Fußball
SV Wehen Wiesbaden will gegen Havelse zurück in die Erfolgsspur
Nur drei Tage nach der Niederlage in Aachen steht der SV Wehen Wiesbaden erneut auf dem Platz. Am Mittwochabend empfängt der SVWW den TSV Havelse in der BRITA‑Arena. Cheftrainer Daniel Scherning will mit seinem Team Dinge besser machen, um wieder in die Erfolgsspur zurückzukehren.
Foto: Andreas Volz
Der SV Wehen Wiesbaden hat kaum Zeit zum Durchatmen. Bereits am Mittwochabend, 8. April, 19:00 Uhr, steht das nächste Heimspiel in der 3. Liga an, wenn der TSV Havelse in der BRITA‑Arena gastiert. Nach der 0:3‑Niederlage in Aachen richtet Cheftrainer Daniel Scherning den Blick konsequent nach vorne und fordert eine klare Reaktion seiner Mannschaft.
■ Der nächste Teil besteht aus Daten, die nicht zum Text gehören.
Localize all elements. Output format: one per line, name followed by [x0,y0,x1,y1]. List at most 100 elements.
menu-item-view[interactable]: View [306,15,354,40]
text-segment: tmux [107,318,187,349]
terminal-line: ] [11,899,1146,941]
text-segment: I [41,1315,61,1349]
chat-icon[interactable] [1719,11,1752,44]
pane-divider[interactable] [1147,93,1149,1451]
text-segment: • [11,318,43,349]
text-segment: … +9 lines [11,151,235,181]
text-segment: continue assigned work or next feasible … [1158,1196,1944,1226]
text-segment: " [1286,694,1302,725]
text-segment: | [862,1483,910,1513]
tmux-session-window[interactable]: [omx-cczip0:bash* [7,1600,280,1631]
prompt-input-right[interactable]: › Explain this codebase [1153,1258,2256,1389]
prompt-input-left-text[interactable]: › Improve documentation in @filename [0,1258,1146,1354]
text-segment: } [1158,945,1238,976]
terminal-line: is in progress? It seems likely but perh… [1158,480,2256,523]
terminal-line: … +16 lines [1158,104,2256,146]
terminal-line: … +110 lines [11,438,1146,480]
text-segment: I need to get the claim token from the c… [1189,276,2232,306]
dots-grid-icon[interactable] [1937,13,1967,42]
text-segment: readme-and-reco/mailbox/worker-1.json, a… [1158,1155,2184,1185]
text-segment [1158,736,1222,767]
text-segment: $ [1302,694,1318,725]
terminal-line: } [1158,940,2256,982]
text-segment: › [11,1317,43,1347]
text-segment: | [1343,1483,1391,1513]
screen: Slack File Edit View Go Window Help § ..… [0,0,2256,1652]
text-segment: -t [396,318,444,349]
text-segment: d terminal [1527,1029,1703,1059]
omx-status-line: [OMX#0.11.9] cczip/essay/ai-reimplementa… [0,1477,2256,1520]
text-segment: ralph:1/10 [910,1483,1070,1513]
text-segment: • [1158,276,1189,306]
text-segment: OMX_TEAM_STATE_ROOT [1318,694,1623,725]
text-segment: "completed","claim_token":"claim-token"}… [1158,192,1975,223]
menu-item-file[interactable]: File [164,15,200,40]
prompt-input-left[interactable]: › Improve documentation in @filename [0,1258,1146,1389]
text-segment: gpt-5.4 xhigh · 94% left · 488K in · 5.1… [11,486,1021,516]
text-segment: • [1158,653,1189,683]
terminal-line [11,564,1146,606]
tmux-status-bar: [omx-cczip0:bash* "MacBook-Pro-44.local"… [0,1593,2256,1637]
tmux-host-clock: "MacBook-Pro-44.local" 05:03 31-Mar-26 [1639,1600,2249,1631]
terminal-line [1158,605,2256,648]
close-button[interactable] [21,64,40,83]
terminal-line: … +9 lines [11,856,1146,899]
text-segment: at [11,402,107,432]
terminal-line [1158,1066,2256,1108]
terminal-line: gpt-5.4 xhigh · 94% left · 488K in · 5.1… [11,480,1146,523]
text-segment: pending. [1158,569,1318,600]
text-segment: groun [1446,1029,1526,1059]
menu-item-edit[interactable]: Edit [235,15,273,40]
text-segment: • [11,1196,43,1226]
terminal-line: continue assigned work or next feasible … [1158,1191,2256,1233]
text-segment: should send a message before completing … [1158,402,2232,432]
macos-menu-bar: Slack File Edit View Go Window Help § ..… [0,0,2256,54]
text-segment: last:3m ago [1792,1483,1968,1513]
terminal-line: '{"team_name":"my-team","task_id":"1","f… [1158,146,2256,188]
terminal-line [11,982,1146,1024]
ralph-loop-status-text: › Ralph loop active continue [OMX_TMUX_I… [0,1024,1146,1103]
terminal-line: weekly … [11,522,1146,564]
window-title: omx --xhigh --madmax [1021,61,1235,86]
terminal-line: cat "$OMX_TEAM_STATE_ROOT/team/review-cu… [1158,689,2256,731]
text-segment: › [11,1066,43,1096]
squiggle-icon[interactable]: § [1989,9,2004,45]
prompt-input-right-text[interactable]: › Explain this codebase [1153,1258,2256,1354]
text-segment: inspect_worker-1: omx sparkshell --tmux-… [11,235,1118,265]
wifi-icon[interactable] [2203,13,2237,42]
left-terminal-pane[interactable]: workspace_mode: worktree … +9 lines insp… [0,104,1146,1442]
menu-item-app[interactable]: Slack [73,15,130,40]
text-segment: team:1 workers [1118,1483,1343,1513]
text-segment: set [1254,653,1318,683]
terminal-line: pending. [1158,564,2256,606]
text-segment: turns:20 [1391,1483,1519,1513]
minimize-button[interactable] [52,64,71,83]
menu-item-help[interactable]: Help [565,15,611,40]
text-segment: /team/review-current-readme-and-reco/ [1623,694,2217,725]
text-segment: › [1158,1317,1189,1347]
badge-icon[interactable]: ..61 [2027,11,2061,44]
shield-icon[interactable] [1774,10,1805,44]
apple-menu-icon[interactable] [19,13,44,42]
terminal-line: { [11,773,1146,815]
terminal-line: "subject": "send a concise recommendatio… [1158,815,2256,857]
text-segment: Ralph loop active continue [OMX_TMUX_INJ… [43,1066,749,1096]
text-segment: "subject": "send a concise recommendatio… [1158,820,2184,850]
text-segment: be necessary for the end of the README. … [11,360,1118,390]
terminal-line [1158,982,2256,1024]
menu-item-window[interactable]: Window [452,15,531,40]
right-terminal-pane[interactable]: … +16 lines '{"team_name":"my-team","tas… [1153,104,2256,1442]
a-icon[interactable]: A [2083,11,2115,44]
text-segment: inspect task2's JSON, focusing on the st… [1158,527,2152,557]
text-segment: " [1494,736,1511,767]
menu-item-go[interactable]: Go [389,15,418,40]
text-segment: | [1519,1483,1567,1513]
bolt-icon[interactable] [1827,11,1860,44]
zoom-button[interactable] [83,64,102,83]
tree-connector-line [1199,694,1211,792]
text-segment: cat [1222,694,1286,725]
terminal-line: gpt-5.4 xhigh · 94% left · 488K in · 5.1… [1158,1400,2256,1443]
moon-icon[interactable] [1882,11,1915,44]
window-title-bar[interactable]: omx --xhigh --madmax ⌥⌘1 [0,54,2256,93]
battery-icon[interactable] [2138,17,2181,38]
Analyse im Team sowie in Einzelgesprächen
„Wir haben gestern direkt angefangen, das Spiel aufzuarbeiten“, erklärt Scherning im Spieltagsinterview am Dienstag. Vor allem die erste Halbzeit in Aachen habe nicht den eigenen Ansprüchen entsprochen: zu wenig Zweikampfhärte, zu viele einfache Ballverluste, zu viel Naivität. „Damit haben wir es dem Gegner einfach gemacht, Tore zu erzielen.“ Die Analyse sei sowohl im Team als auch in Einzelgesprächen deutlich ausgefallen.
Negativerlebnis schnell ablegen
Trotz der kurzen Vorbereitungszeit setzt der SVWW-Coach auf einen schnellen mentalen Umschwung. „Wir haben morgen schon wieder die Möglichkeit, Dinge besser zu machen. Wir spielen in unserem Stadion, in dem wir uns sehr wohlfühlen und zuletzt sehr gute Spiele gemacht haben.“ Für Scherning ist es ein Vorteil, dass die Mannschaft das Negativerlebnis unmittelbar mit einer neuem Spiel überschreiben kann.
Janitzek mit Gelbsperre – Fechner fehlt weiterhin
Personell muss der SVWW umbauen. Innenverteidiger Justin Janitzek fehlt nach seiner zehnten Gelben Karte, zudem fällt Gino Fechner mit einem Muskelfaserriss im linken Oberschenkel aus. Ob Scherning deshalb von einer Dreier- auf eine Viererkette umstellt, ließ er offen. „Es ist beides möglich. Mit der Viererkette haben wir zuletzt gute Erfahrungen gemacht. Es wäre aber auch eine Option, Justin eins zu eins zu ersetzen. Wir brauchen eine Elf, die morgen maximal darauf brennt, dieses Heimspiel zu gewinnen“, so der Coach.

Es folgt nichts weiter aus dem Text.